Figure 5. Common L5 and GrC Task Representations Emerge Concurrently during Learning.
(A and B) Example mean fluorescence images of the same L5 cells (A) and GrCs (B) acquired over learning. Arrowheads point to example cells that were tracked across days.
(C–F) Trial-averaged activity of example L5 cells (C and E) and GrCs (D and F) shown on days corresponding to early, mid, and late learning. Cells develop direction-preferring activity time-locked to movement (C and D) or reward (E and F) (mean±SEM; left/right turn trial numbers for C, D, E, F: Early: n=40/18, 24/68, 29/18, 29/18; Mid: 34/27, 57/33, 48/36, 17/45; Late: 109/74, 24/37, 72/71, 72/71).
(G) All cells were scored on each day for direction preference and task-locking using regression analysis as in Figure 2E. For the set of all L5 cells (left) and GrCs (right) that had direction preference on the final day of imaging, activity was primarily either modulated at the same time but without direction preference (dark gray) or was not modulated at that time (light gray) on earlier days (n=183/206 L5 cells and 172/202 GrCs from early/mid-learning, respectively). Direction-preferring activity was only infrequently maintained (white).
(H and I) Based on regression analysis (as in Figure 2E), more cells had direction-preference late in learning (H, p=6×10−6 and 5×10−6 for early vs. late for L5 and GrCs; Wilcoxon rank sum test; n=11 early, 19 mid, and 21 late imaging sessions from 7 mice), and regressions more accurately reproduced each cell’s activity (I; p< 10−6 Wilcoxon rank sum test for early vs late in L5 and GrCs; n=1,265/1,397, 2,113/2,324, 1,666/1,647 L5/GrC observations early, mid, and late, respectively).

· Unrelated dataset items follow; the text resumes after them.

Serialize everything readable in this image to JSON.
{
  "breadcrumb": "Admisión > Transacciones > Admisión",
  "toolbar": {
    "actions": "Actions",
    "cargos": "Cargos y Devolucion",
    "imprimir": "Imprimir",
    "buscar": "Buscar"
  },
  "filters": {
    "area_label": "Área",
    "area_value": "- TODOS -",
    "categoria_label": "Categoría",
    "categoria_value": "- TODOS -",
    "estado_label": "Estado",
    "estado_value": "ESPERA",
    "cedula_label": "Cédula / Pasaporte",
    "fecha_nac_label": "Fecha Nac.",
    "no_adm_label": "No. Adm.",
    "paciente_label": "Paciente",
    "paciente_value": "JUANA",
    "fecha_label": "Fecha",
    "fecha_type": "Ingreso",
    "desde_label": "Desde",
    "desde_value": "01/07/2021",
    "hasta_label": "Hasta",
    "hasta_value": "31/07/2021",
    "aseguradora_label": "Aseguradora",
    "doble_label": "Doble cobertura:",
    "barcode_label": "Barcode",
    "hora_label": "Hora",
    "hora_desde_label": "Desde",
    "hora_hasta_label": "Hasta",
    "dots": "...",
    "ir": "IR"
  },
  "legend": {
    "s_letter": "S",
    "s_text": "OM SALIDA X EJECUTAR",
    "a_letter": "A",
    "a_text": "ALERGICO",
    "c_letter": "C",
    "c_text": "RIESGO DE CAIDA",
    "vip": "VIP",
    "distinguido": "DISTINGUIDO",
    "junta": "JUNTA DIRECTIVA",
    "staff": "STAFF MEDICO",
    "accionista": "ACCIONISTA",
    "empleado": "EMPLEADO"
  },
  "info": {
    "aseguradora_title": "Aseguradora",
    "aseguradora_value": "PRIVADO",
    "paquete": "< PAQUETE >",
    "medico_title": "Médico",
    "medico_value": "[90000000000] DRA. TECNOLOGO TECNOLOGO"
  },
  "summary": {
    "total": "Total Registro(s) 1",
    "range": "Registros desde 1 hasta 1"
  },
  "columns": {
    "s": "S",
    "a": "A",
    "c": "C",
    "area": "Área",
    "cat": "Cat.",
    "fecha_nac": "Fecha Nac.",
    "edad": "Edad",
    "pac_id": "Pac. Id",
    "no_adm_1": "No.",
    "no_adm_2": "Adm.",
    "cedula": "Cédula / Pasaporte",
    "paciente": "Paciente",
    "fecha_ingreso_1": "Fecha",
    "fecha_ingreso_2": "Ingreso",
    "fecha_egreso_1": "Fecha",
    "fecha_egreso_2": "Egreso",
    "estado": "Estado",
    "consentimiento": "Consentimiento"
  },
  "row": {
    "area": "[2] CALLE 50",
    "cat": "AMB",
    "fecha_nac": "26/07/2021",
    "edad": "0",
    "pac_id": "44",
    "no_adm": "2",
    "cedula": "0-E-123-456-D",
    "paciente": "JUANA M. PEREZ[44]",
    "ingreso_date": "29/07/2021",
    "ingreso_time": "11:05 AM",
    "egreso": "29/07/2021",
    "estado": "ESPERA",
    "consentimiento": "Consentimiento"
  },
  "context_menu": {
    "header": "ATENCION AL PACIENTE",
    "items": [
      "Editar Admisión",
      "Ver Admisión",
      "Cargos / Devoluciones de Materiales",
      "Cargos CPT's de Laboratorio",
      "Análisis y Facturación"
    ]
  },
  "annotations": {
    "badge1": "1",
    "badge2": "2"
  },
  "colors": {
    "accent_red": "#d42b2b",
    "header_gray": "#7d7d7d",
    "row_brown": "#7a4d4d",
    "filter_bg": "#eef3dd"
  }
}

(J and K) The entire ensemble of GrCs or L5 cells was scored for its fidelity of behavioral encoding. The accuracy of reproducing behavioral signals shown in Figure S6A via single-trial linear regression rose over learning (J, mean±SEM; late vs early, p=0.0009 and p=9×10−5 for L5 and GrC respectively; n=11 early, 19 mid, and 21 late learning imaging sessions from 7 mice). In addition, regression accuracy for GrC populations (x-axis) and L5 populations (y axis) in each imaging session (colored dots) covaried over learning (K, 51 imaging sessions from 7 mice).
(L and M) L5 and GrC ensembles both became lower-dimensional over learning, as the top 10 principal components (as computed in Figure 2I) explained greater fractions of single-trial variance (L, p=5×10−6 and 3×10−5 for GrCs and L5 cells, respectively), and fewer components were required to explain 50% of variance (M, p=4×10−5 and p=0.007 for GrCs and L5 cells respectively, Wilcoxon rank sum test, 11 early, 21 late sessions).
See Figure S6 for further analyses and related data.